O menino que sonha ser policial, deseja, por enquanto, voltar para casa (Foto: Revista On)O menino que sonha ser policial, deseja, por enquanto, voltar para casa (Foto: Revista On)
M. A., 14 e M. P, 20, estão no abrigo há seis anos. Há mais de quatro [anos] ninguém da família veio vê-los. Irmãos, eles passaram por problemas complicados dentro de casa. Ainda de acordo com a fonte ligada à instituição, o pai dos jovens matou a mãe e está preso. O rapaz de 20 anos ficou com sequelas psicológicas e conta com a promessa do irmão de protegê-lo quando tiverem que sair do local. O psicoterapeuta Douglas Cardoso Alves é o coordenador do Creas sulparaibano e explica: “o rompimento do laço simbiótico que a relação mãe e filho impõem, por natureza, em curso normal já é sofrido, então imaginem quando isto se dá de forma abrupta, como ocorreu com alguns desses meninos. Inevitavelmente o sentimento de desamparo promove uma dificuldade de resolução de conflitos, traduzindo em dificuldades de aprendizagem, inserção e integração social”, contextualiza. De acordo com ele, em casos somatizados os sintomas transcendem ao físico chegando a patologias crônicas e limitadoras.

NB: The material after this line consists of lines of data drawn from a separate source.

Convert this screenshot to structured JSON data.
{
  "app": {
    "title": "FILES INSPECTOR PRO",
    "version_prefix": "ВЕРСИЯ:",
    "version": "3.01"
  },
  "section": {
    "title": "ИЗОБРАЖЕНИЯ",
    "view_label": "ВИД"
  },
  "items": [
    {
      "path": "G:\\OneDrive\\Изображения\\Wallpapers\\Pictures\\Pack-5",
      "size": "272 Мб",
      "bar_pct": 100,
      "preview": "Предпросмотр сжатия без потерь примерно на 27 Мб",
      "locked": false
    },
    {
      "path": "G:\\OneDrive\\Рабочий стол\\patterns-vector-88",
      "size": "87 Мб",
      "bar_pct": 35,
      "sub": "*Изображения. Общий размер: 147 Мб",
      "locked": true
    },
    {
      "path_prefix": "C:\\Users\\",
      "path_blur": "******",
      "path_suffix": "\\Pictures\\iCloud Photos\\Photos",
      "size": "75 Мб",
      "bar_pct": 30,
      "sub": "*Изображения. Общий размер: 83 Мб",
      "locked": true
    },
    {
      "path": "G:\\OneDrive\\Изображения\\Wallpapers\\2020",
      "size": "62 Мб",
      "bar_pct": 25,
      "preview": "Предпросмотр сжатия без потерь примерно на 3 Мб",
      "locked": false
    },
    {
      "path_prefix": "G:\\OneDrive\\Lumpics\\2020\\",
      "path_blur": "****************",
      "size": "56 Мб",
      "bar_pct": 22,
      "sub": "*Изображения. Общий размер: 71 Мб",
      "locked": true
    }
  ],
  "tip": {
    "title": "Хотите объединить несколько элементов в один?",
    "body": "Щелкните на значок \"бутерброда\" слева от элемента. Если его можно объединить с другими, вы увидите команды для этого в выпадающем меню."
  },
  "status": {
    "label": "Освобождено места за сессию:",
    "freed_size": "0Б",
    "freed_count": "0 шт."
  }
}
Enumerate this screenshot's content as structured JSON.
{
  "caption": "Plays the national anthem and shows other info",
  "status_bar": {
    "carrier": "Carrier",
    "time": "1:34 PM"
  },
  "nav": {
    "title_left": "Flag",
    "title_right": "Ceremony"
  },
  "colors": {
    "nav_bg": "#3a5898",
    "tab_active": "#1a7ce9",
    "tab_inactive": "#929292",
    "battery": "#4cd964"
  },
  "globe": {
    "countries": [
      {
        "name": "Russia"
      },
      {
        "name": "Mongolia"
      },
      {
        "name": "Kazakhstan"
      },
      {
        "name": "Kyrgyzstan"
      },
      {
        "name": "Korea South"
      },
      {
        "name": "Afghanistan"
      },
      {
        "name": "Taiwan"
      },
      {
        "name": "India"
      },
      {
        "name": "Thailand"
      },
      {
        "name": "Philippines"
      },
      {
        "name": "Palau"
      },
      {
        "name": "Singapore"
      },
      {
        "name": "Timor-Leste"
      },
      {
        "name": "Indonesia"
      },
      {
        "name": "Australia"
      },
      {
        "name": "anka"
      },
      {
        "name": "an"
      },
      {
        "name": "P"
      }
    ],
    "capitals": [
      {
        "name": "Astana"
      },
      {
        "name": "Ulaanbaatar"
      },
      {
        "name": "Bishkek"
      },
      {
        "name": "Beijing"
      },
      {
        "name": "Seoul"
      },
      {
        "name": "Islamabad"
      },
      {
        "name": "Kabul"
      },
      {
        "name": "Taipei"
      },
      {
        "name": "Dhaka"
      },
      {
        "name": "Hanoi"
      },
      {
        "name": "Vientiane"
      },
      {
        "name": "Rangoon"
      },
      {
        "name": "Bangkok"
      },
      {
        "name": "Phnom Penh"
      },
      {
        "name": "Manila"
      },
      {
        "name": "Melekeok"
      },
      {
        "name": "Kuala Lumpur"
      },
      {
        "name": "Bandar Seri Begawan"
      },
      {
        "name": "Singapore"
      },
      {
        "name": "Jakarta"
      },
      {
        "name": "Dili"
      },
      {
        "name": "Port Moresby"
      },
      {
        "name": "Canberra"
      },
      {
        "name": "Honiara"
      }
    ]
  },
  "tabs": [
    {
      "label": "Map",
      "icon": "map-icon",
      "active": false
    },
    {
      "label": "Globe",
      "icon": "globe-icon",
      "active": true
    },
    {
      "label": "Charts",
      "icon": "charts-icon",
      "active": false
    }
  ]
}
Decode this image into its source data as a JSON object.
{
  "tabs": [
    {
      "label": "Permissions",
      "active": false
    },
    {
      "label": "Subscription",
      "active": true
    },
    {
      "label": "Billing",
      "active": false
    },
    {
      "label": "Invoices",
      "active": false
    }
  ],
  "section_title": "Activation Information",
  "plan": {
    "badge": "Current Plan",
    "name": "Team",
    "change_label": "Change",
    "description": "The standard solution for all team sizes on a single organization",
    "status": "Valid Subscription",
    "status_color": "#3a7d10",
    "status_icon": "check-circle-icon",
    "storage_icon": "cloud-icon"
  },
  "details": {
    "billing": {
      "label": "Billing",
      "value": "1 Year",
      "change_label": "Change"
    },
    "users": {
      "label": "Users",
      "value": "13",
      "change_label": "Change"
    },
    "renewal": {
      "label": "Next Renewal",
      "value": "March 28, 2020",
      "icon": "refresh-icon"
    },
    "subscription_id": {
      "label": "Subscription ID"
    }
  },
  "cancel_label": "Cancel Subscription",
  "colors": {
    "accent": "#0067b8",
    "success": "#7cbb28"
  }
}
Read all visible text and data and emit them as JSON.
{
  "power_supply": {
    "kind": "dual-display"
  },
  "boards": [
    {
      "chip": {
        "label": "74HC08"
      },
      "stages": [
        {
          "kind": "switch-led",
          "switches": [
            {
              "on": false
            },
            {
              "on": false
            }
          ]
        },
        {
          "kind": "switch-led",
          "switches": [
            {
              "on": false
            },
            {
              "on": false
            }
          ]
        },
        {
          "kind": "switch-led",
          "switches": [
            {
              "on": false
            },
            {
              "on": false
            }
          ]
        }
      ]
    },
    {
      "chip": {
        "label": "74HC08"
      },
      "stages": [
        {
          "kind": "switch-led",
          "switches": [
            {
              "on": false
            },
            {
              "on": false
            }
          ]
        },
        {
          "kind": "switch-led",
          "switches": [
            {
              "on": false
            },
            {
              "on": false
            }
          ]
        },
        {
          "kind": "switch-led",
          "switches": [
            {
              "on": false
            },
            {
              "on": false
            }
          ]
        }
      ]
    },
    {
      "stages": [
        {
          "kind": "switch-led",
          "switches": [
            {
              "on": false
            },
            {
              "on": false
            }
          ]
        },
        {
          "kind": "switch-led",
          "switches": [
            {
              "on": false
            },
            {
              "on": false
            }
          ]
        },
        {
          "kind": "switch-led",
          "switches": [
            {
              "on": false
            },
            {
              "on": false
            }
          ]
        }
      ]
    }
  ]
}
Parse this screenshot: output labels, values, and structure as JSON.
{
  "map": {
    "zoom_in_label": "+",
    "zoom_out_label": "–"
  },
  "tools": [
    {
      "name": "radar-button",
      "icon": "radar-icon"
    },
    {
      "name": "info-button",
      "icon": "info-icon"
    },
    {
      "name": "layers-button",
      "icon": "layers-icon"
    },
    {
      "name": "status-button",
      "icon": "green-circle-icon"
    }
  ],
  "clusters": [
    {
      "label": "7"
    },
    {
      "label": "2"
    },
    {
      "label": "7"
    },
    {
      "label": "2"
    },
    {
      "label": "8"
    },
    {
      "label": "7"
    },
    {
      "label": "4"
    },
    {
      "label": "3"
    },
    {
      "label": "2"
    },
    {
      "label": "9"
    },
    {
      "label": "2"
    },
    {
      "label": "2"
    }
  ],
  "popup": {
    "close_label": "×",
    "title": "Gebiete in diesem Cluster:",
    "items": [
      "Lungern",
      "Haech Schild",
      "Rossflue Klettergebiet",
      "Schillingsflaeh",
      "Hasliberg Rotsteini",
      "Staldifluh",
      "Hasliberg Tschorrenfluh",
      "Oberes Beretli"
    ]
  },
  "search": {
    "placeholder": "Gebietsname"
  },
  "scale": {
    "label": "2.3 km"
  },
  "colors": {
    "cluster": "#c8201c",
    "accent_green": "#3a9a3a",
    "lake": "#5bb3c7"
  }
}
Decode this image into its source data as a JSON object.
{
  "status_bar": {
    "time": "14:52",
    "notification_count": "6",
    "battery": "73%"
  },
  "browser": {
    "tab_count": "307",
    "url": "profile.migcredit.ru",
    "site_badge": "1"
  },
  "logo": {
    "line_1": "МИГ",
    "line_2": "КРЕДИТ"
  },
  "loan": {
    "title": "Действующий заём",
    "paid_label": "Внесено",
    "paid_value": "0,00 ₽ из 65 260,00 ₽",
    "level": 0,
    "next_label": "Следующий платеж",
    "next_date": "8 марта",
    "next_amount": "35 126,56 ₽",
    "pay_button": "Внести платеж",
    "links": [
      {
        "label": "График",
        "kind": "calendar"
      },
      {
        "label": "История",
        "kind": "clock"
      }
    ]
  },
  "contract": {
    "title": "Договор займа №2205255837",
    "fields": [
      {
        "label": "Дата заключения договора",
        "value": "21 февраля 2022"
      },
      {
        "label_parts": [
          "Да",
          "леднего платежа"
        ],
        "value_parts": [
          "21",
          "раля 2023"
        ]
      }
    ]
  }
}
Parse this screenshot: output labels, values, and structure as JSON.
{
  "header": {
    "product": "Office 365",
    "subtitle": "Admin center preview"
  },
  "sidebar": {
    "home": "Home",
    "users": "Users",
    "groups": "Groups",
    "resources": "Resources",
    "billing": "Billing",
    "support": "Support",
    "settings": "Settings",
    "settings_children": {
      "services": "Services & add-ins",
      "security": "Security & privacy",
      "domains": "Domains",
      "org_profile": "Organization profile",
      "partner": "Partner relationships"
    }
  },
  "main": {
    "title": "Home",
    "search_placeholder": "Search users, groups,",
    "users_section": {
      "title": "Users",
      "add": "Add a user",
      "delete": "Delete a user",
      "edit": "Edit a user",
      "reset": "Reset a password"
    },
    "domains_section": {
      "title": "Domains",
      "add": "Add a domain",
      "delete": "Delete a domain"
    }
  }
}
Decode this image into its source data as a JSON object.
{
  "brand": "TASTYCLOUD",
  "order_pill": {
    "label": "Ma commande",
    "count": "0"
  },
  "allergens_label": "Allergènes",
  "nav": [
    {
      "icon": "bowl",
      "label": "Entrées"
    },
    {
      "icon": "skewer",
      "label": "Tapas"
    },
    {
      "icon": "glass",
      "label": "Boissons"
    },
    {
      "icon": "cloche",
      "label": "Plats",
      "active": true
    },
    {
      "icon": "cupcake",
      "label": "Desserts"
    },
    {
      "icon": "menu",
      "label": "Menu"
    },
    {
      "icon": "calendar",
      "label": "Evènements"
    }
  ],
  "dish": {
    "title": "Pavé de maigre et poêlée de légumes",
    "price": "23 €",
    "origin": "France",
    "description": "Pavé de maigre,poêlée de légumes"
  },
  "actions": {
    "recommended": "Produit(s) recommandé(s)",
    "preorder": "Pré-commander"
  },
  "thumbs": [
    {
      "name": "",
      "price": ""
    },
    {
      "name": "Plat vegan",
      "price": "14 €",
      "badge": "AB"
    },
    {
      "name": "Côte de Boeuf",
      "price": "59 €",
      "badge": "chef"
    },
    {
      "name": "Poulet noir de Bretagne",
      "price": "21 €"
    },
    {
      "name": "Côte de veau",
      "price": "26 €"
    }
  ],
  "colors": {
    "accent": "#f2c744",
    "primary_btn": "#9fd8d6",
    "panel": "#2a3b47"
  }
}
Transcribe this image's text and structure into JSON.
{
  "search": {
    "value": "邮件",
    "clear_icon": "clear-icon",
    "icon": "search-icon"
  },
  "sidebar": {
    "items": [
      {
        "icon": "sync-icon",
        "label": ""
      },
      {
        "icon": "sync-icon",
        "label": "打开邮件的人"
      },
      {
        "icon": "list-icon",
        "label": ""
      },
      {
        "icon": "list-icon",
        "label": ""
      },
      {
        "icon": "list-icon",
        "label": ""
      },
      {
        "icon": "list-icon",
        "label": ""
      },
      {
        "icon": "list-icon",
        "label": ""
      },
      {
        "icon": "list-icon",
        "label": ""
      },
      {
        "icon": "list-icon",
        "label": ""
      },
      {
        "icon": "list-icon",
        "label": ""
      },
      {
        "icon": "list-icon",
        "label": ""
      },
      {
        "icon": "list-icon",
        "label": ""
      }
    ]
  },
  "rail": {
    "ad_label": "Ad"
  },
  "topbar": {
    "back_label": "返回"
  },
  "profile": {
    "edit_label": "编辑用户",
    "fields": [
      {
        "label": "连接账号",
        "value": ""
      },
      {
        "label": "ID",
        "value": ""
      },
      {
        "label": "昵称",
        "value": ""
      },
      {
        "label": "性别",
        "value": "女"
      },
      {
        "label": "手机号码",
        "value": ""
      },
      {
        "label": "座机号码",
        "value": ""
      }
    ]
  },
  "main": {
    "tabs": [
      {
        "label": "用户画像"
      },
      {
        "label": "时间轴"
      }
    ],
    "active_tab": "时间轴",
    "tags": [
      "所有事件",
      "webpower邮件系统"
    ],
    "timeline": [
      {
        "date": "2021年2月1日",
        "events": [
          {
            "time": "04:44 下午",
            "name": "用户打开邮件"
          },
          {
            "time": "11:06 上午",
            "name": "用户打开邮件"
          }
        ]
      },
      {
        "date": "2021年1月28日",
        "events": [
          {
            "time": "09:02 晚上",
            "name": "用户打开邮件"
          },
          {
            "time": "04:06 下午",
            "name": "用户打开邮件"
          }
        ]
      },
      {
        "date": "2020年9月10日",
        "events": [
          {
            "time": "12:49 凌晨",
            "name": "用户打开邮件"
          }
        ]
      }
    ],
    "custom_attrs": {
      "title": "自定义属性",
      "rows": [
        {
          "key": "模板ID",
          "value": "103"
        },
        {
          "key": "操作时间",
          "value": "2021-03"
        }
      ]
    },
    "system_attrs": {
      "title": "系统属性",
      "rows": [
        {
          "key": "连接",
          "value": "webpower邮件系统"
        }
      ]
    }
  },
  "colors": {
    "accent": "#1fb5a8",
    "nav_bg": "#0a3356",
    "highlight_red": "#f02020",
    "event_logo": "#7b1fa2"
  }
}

Para minimizar esses estragos, o Centro de Referência disponibiliza uma equipe para orientação jurídica, psíquica e social, através dos seus técnicos que, semanalmente, acompanham os casos com a finalidade de ajustar os laços familiares para a reinserção dos acolhidos.

“Eles chegam só com a roupa do corpo, sem documento nenhum, normalmente, escoltados por policiais armados. Eles não querem vir, os pais também não querem que eles venham. Acompanhados por um conselheira tutelar e um oficial de justiça, choram muito; é uma situação ruim e triste de se ver”, disse Carlos Alexandre. Ele, de certa forma, assumiu o papel de pai, mãe, amigo e confidente desses jovens que estão aflorando a sexualidade em meio a tantas turbulências na puberdade. Tudo isso, sem esquecerem o futuro que bate a porta sem uma certeza da vida. Por ser um lugar de passagem, todos se toparam “por acaso”, mas fazem desse encontro ou desencontro, uma grande família.